はじめに

厚生労働省「令和5年簡易生命表」によると、2023(令和5)年の平均寿命は男性が81.09歳、女性が87.14歳。女性の方が、平均的に約6年間長生きをします。しかし、これはあくまでも平均です。

夫婦の場合、どちらかが先に亡くなります。必ずしも夫が先に亡くなるとは限りません。どちらが先に亡くなるのかは、誰にもわかりません。夫が先に亡くなり妻が残った場合、妻はイキイキと老後生活を送る姿を目にすることはあります。筆者の知り合いでも、夫が亡くなったあと半年くらいは元気がありませんでしたが、その後は、友達も増えて、楽しい老後生活を送られている方もいます。

一方、夫の場合には、妻に先立たれたあと、自宅に引き籠もりがちになり、元気がなくなることがままあります。アメリカのロチェスター工科大学の研究では、妻を亡くした男性の余命は、同年齢の平均余命に比べて30%短くなるそうです。そして、夫を亡くした女性の平均余命には変化がないといいます。アメリカでの研究ですが、なんとなくうなずける結果ですね。

今回は、老後生活を豊かに楽しく過ごすために、定年後の男性に、まずはやっていただきたいことを書いてみましょう。


妻に先立たれた夫は、日常生活にたちまち困る?

老後生活では、夫婦2人暮らしという家庭が多いと思います。そして、妻が料理や掃除などの家事を担当していることも多いでしょう。内閣府「令和2年度 第9回高齢者の生活と意識に関する国際比較調査結果」によると、「家族の生活に果たす役割」で「家事を担っている」と回答した男性が26.6%に対し、女性が75.6%と大きな開きがあります。

もし、妻が入院したら、どうなるでしょうか? または、妻が亡くなったら、どうしますか? 想像してみてください。

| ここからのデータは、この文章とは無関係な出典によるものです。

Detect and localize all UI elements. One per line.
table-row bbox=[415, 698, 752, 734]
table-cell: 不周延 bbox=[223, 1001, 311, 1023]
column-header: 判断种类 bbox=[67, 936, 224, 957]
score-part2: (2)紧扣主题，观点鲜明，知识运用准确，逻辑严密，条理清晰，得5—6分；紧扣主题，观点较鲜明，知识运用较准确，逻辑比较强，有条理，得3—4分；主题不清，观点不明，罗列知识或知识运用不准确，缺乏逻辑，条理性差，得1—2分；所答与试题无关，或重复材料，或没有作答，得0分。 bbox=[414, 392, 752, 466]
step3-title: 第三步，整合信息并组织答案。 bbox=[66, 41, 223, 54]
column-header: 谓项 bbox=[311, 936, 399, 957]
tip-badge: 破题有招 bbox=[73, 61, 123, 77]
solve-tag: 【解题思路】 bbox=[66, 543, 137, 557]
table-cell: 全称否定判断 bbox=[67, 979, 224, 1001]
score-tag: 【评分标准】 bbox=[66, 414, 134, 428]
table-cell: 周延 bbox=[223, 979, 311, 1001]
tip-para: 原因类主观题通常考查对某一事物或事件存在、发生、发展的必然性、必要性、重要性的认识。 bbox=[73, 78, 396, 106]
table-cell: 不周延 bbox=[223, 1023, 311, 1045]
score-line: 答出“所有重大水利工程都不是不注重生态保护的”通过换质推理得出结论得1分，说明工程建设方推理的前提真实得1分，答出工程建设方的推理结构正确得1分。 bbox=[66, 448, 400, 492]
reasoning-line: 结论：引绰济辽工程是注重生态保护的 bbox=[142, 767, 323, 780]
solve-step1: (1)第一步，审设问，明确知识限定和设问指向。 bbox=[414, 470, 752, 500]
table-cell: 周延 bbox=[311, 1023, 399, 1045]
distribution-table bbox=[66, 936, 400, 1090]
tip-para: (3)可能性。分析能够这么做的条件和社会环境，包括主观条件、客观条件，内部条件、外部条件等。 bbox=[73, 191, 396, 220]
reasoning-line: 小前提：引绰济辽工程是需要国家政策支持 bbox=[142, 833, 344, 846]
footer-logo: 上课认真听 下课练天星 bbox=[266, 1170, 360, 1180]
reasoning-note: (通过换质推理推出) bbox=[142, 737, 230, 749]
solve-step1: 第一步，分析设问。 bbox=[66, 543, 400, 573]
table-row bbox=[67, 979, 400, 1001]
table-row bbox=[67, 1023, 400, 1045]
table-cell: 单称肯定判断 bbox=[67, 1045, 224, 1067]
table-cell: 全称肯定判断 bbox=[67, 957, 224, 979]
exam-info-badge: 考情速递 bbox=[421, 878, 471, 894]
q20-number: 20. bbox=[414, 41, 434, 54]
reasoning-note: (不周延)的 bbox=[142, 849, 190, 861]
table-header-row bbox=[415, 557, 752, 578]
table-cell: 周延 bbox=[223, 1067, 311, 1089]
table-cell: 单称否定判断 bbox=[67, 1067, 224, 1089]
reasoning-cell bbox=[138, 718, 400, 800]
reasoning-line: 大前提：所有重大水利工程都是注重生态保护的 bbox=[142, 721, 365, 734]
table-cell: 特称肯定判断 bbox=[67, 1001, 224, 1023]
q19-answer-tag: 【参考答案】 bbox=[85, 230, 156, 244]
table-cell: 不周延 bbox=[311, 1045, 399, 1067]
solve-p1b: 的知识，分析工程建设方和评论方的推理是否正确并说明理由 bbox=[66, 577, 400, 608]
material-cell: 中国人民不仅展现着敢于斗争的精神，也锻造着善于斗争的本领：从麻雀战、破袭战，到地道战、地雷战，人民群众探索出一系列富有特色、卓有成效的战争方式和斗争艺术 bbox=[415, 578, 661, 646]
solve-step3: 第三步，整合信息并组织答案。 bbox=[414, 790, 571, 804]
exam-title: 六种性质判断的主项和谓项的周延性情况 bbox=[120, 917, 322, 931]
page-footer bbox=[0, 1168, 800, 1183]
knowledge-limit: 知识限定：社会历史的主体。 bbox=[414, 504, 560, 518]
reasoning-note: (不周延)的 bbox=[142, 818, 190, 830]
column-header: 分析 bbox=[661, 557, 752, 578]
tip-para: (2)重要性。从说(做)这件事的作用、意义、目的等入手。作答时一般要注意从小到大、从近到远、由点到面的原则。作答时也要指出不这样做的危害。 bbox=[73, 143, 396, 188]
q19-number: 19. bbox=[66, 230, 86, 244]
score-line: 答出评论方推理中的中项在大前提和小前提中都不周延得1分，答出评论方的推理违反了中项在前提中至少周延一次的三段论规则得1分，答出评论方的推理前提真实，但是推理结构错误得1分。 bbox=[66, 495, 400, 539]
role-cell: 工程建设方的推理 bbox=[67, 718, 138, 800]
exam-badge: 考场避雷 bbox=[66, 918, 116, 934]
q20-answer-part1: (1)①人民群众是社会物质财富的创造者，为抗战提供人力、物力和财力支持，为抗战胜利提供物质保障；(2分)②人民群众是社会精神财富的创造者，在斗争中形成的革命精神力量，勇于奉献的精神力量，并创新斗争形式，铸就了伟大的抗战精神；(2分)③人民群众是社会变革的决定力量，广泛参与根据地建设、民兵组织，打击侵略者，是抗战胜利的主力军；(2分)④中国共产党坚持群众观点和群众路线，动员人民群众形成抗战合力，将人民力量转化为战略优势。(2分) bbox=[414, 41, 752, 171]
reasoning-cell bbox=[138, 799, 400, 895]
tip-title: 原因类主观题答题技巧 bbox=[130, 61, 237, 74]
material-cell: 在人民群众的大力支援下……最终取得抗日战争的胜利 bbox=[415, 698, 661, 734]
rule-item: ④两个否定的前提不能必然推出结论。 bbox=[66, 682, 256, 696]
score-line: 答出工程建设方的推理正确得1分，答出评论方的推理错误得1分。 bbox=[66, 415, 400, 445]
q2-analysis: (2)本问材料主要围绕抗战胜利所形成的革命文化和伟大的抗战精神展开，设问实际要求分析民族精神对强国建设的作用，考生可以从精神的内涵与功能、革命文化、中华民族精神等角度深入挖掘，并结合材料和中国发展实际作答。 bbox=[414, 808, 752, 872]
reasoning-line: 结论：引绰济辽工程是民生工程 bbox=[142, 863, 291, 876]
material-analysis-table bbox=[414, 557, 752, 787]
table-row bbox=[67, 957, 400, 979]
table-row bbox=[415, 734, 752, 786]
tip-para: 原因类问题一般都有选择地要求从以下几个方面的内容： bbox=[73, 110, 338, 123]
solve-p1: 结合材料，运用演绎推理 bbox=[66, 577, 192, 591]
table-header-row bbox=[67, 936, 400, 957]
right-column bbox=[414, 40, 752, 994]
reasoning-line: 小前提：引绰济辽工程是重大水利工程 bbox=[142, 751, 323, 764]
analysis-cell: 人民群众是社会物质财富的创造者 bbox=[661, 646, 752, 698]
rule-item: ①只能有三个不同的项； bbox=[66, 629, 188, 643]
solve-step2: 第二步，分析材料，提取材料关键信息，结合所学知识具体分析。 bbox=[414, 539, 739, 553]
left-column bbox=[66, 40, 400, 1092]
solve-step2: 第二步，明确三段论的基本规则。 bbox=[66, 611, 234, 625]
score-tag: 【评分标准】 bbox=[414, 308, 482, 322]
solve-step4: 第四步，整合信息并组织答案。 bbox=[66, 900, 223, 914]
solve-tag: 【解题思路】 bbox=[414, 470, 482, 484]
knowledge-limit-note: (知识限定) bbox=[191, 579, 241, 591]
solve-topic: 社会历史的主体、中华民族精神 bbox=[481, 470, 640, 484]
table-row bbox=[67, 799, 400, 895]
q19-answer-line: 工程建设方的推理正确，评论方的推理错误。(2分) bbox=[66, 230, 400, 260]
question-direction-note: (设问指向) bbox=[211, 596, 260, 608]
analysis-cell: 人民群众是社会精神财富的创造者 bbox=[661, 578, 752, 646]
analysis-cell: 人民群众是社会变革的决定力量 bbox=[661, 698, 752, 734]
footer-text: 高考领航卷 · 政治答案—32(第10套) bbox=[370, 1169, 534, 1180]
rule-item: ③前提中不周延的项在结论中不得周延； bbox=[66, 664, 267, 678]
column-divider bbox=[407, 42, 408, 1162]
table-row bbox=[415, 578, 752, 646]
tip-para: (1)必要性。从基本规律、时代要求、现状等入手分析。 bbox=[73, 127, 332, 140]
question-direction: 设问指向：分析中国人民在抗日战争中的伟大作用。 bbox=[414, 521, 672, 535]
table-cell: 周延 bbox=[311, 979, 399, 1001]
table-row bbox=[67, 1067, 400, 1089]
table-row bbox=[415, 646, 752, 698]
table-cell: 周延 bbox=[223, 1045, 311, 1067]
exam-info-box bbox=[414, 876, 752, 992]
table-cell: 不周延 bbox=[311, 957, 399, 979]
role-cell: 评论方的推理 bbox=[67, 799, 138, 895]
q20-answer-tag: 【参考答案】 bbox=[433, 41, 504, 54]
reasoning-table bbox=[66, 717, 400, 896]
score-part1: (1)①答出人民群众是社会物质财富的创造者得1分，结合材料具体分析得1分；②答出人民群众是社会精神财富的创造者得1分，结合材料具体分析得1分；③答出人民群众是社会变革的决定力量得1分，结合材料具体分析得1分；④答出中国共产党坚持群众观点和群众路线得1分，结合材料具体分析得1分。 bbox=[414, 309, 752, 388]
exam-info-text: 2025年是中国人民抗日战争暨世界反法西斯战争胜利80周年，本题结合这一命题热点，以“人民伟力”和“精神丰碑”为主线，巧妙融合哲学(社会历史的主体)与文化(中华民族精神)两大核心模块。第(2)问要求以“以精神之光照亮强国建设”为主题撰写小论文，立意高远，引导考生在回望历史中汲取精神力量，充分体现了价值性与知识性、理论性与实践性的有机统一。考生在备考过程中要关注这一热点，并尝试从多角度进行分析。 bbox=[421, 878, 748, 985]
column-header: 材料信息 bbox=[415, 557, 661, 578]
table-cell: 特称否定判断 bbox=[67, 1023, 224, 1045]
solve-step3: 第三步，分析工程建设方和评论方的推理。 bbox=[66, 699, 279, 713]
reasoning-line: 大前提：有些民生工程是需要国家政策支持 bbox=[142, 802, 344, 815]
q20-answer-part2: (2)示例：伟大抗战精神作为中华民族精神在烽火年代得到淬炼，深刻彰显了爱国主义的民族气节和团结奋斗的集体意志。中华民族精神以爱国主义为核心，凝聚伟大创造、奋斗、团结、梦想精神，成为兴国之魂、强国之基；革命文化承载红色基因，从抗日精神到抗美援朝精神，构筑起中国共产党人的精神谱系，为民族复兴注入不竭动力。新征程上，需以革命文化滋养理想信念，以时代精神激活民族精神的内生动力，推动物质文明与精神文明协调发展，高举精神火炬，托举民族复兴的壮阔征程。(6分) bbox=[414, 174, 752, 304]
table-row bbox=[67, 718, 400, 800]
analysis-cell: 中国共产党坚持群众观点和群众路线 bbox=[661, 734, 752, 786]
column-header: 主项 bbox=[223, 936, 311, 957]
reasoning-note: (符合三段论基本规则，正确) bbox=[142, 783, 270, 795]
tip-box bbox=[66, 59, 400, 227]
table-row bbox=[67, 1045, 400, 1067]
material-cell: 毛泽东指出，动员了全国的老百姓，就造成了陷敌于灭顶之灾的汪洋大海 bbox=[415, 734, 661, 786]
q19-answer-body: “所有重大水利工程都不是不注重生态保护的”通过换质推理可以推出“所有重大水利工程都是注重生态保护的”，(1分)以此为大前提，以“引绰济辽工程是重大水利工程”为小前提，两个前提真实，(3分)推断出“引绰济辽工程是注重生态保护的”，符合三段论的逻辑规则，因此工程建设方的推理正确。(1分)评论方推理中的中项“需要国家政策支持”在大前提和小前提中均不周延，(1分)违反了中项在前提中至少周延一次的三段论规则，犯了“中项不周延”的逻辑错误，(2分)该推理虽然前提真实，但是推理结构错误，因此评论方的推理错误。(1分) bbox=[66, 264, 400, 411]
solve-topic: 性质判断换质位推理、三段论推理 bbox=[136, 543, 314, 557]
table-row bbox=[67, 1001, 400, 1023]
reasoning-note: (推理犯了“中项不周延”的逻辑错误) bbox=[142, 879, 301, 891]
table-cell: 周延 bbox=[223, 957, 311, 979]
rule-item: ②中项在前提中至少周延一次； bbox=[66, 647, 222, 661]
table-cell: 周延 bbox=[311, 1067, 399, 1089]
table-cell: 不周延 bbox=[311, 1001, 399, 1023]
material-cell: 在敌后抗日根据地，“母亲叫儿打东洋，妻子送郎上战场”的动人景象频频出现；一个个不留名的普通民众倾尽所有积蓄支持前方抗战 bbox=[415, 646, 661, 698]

男性(夫)は、まず、食事の準備をするにはどうすればいいのか、うろたえてしまうのではないでしょうか? 日常生活の基本的な食事の用意、洗濯、掃除、片づけなどの家事をすべて自分で行う必要があります。

「お米の研ぎ方」「味噌汁の作り方」「料理の仕方」「洗濯機の使い方」「洗剤の場所」「洗剤の量」「洗濯物のたたみ方」「着るものを入れる場所」

たちまち、パニックになりそうです。結局、インスタント食品に頼ることになり、栄養のバランスも悪くなります。洗濯も面倒なので、同じ下着を何日も着たり、一日中パジャマで過ごしたりすることになり、外出も億劫になってしまいます。

一方、妻はどうかというと、料理や洗濯・掃除などは、日常的に行っていると考えると、夫がいなくなったとしても、変わりません。日常生活が大きく崩れてしまうことが少ないのです。